Платон за столом слегка обнял Настю за талию, взял в свою горячую ладонь холодную, как лед, Настину руку и тихо шепнул на ухо: «Ася, не надо так плакать, люди подумают, что тебя насильно за меня отдали».

– Вот, Асенька, выпей водички и успокойся, плакать не надо, все будет хорошо, никто тебя в этом доме не обидит, – подбежала к невесте сваха и поднесла ей стакан с водой, – ты сейчас жена Платона, забудь все прошлое, свой дом и семью. Сейчас этот твой дом и эта твоя семья, а Платон тебе законный муж.

Голос свахи журчал, как ручеек, и Насте сразу стало веселее на душе.

А тут уж была гармошка, и веселье шло полным ходом. Во время тостов уже в сотый раз кричали «Горько!» и уже в сотый раз целовались жених и невеста. К стенам сдвинули столы, молодые мужики, бабы пошли плясать со свистом, с прибаутками, с песнями, а следом и старики со старухами не удержались.

Просторный коршуновский дом никак не мог вместить всех желающих посмотреть невесту. Народ был и на печи, и на полатях, и на голбце, и в сенях, и во дворе. До самых ворот огромный двор был заставлен санями, повозками, кошевами.

До глубокой ночи длилось веселье. Вино лилось рекой. Всевозможные пироги и закуски несли и несли на столы. Вот уже в деревне пропели вторые петухи, а коршуновский дом все содрогался от пляски и песен. Наконец мало-помалу веселье стало стихать…

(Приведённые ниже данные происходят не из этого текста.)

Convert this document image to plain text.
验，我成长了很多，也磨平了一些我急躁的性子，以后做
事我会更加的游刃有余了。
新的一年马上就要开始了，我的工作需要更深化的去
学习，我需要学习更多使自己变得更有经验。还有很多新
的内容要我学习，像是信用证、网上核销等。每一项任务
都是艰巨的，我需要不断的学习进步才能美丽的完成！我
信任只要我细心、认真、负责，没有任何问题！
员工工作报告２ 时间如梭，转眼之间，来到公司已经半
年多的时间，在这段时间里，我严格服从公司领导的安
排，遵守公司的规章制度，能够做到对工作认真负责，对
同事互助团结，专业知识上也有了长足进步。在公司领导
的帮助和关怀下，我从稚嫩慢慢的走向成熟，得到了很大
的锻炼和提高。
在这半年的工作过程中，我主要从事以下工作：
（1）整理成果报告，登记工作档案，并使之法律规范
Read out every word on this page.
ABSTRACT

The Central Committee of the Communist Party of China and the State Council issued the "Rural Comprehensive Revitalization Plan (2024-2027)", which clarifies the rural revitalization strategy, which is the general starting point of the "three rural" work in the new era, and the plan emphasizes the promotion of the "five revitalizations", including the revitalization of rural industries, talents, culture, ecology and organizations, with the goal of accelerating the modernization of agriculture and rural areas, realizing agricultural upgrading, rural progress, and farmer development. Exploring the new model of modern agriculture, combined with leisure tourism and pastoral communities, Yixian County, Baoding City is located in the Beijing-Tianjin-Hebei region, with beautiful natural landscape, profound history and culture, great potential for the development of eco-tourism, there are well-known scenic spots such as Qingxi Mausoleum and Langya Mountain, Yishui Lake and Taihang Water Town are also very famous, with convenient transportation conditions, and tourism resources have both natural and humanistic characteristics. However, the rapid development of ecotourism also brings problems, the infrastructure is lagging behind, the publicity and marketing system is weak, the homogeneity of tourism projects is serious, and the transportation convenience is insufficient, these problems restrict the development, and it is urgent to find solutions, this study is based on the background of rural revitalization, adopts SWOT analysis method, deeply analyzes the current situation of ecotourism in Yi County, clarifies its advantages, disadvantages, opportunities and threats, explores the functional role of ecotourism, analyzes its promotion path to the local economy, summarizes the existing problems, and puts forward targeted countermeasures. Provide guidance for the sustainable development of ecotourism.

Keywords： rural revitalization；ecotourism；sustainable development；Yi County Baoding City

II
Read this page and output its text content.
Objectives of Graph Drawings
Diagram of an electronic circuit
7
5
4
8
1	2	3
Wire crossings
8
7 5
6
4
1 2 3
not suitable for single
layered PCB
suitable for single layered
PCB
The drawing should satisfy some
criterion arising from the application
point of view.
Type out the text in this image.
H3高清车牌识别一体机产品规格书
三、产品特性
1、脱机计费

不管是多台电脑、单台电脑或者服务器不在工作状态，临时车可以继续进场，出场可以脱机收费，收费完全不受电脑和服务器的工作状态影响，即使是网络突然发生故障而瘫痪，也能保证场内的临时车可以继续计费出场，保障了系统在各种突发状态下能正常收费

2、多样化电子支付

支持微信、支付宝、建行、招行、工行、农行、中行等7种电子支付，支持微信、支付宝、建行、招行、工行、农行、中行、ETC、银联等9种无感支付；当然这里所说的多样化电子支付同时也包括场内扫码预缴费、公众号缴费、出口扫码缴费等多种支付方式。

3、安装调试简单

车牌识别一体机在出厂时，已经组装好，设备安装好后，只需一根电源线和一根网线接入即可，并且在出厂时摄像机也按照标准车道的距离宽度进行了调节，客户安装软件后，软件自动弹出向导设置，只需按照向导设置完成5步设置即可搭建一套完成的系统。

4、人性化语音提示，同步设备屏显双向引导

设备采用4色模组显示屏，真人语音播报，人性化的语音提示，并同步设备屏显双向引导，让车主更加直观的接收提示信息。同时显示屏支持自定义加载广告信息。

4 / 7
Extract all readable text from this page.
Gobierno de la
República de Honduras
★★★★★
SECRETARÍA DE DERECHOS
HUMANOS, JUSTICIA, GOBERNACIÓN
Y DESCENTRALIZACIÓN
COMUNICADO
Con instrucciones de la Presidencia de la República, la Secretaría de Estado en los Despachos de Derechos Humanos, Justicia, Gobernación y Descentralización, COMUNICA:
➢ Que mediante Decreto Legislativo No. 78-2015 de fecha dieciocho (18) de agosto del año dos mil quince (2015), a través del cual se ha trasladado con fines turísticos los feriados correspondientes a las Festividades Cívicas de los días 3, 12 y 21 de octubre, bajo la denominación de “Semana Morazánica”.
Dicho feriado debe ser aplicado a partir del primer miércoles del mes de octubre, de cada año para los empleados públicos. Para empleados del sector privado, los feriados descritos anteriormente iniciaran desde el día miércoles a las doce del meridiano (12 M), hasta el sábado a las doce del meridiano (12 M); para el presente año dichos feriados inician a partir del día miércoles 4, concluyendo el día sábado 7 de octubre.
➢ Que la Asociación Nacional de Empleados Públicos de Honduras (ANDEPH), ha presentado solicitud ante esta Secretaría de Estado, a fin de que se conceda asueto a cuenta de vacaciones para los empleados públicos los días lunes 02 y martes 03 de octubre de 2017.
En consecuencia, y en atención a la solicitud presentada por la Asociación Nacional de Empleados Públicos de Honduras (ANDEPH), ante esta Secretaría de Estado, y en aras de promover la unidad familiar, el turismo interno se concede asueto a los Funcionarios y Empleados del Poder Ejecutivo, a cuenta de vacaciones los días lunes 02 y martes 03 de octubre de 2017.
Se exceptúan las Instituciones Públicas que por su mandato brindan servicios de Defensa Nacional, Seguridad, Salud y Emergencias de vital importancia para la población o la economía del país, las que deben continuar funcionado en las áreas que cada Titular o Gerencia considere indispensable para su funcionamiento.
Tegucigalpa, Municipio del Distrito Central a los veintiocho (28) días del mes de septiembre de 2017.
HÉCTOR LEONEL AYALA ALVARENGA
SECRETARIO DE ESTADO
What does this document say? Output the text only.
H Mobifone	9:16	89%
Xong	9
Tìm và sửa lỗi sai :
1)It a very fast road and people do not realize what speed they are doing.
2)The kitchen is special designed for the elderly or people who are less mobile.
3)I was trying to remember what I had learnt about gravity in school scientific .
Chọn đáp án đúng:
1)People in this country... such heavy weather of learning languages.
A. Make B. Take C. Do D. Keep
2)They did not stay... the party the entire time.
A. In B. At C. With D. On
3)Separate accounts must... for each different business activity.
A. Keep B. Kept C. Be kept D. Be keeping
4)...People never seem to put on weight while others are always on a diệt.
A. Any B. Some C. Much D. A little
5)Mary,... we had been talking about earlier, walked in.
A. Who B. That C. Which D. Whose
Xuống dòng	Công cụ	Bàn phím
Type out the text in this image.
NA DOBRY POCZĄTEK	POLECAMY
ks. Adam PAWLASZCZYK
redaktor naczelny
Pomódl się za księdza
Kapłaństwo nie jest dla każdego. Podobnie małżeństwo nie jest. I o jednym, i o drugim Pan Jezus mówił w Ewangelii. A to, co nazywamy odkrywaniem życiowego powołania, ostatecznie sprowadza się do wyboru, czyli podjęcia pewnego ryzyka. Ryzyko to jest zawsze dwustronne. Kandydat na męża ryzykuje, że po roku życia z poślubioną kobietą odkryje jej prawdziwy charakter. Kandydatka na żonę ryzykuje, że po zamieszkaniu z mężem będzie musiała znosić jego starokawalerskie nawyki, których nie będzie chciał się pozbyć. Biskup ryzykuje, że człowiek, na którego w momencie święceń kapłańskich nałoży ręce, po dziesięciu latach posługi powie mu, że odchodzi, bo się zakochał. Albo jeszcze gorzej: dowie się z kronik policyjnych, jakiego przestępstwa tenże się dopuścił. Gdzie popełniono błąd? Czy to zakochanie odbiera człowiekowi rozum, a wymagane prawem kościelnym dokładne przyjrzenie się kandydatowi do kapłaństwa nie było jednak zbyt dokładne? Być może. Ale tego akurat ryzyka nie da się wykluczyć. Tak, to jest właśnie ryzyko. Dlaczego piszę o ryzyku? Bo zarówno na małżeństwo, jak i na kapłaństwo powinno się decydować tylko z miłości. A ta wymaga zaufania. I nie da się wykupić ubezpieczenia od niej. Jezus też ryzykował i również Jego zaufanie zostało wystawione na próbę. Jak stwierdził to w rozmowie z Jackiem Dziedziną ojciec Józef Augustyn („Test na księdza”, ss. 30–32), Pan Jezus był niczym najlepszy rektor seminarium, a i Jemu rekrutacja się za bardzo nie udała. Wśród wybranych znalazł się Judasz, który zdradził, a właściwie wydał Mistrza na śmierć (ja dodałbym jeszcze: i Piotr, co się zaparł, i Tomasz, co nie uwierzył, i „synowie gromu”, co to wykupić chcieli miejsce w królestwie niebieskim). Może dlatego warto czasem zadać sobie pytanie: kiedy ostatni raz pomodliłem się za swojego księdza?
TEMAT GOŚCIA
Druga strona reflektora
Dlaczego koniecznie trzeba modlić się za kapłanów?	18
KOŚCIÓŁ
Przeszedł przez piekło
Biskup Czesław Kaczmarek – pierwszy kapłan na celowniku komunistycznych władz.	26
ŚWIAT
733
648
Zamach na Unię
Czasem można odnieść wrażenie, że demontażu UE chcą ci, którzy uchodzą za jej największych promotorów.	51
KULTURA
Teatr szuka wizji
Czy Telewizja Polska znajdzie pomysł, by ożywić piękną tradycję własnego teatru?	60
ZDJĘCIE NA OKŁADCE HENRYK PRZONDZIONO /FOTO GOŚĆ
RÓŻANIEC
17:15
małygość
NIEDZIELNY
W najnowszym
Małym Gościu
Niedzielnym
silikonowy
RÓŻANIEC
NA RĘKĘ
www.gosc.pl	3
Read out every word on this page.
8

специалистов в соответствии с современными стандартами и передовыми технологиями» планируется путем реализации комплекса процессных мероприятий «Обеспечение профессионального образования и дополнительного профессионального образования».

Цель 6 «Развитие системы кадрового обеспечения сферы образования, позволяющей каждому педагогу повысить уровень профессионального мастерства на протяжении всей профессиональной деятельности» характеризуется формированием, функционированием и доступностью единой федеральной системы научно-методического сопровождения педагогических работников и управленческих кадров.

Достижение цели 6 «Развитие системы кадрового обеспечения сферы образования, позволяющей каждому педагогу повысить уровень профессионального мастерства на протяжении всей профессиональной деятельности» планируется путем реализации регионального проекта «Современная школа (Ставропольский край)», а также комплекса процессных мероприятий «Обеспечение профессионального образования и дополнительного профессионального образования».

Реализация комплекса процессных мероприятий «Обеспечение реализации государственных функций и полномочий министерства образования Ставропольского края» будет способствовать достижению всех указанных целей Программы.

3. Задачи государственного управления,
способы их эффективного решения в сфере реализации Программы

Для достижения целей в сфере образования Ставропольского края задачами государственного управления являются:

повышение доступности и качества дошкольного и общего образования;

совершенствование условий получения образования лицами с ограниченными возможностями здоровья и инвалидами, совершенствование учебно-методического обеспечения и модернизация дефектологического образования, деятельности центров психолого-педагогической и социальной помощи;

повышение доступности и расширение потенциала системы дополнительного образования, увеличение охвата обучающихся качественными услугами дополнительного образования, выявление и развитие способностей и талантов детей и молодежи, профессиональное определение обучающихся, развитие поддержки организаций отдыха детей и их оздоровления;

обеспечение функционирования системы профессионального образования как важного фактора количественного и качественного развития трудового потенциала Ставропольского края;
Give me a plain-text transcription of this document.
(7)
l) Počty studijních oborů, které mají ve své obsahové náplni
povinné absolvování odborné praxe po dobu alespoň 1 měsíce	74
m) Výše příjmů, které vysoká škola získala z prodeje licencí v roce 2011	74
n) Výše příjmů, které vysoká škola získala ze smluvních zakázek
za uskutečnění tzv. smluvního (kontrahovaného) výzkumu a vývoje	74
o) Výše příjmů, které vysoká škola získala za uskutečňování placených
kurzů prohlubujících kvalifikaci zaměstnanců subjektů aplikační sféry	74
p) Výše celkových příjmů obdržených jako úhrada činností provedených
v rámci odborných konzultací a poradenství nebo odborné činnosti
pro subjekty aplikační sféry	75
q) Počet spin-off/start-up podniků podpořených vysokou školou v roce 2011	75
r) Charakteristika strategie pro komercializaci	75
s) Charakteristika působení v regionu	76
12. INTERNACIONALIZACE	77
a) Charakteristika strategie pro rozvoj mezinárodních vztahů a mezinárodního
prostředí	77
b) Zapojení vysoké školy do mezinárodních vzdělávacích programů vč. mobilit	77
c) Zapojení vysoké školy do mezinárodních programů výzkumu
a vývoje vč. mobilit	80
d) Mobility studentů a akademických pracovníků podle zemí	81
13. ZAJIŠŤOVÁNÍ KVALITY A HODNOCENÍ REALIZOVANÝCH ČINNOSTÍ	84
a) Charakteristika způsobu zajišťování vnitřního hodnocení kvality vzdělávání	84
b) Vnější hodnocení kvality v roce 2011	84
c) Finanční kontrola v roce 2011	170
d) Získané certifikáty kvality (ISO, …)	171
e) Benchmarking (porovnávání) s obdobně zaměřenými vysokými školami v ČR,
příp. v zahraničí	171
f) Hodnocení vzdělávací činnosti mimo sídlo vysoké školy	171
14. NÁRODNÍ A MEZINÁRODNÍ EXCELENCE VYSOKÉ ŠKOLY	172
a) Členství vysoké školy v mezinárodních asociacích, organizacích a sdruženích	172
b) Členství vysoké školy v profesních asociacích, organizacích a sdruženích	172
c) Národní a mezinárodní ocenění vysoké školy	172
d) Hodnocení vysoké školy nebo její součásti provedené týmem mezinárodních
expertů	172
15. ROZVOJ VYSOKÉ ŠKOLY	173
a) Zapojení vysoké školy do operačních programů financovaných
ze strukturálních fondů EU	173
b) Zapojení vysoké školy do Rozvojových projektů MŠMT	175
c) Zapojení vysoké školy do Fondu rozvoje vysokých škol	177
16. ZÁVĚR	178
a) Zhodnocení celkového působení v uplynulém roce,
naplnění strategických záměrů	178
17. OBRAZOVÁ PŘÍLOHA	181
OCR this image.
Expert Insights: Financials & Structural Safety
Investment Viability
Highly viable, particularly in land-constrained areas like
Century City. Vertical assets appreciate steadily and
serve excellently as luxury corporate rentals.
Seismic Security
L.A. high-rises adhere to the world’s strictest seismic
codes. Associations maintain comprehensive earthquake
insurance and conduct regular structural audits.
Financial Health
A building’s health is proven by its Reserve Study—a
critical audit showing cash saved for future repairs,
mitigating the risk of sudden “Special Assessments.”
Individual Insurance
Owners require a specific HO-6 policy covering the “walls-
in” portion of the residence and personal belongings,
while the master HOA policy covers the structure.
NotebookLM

Что даст завтрашний день? Если невеста была порядочной девушкой, то сваха объявит это гостям и начнется самое веселое торжественное время свадьбы, но если надежды новобрачного не оправдались, то бывало и такое, что муж мог при гостях опозорить свою жену.

Настя слышала, когда была еще подростком, что у одной новобрачной сорвали с головы цветы и вуаль, посадили на собаку и пустили по улице. А молодой муж побил ее при гостях, и она, не выдержав позора, бросилась в колодец.

Вот прошла и эта первая ночь, вернее, остаток ночи, молодые еще не сомкнули глаз, а крестная уже пришла будить. Все было хорошо. Собрались гости. Начались поздравления. Стали бить горшки. Настасье подали веник, завернутый ребенком. В дом натаскали соломы, заставили мести пол. Гости принялись бросать на пол деньги и подарки.

После шумного застолья поехали в гости к Настиным родителям, как того требовал обычай. Лошади были готовы, и свадьба большим веселым караваном тронулась в путь. Настя успокоилась, и теперь уже Платон не казался таким чужим и далеким…

Отшумел, отгремел зимний мясоед, и сразу наступила тишина, елпановский дом будто осиротел без любимой дочери, Настеньки. Петрушка, и тот ходил теперь, как потерянный, не с кем было ему озорничать, рассмешить в самый неподходящий момент, подшутить или что-нибудь вытворить. Не стало слышно в доме веселого смеха Настеньки и ее подружек.

– Далеко наша Настенька, не сбегаешь, не попроведаешь, – вздыхая, жаловалась Василию Пелагея, – как она там живет, сердешно дитятко? Свекровка-то какая-то нездоровая, а с хворым человеком знаешь как тяжело жить.

– Если бы не за Коршунова, ни в жизнь бы не отдал, – оправдывался Василий, – перед свадьбой все ходила, как потерянная, все о чем-то думала. Да ведь не враги же мы ей, зачем было соглашаться самой-то, если уж не люб ей Платон, отказала бы, да и все тут.

Беглый каторжник

Сенокос был в разгаре. Ранним утром, когда только самые работящие хозяйки, позевывая и крестя рот, идут в пригоны доить коров, Василий вышел на улицу и направился в кузницу. Накануне он вернулся со своего покоса, где у него треснуло полотно литовки[37]. Сенокос ведь ждать не будет. Можно было бы взять другую косу – в хозяйстве было несколько запасных, но Василий всегда и во всем любил порядок. Потому он и шел сейчас к своей кузнице, слегка поеживаясь от утренней свежести.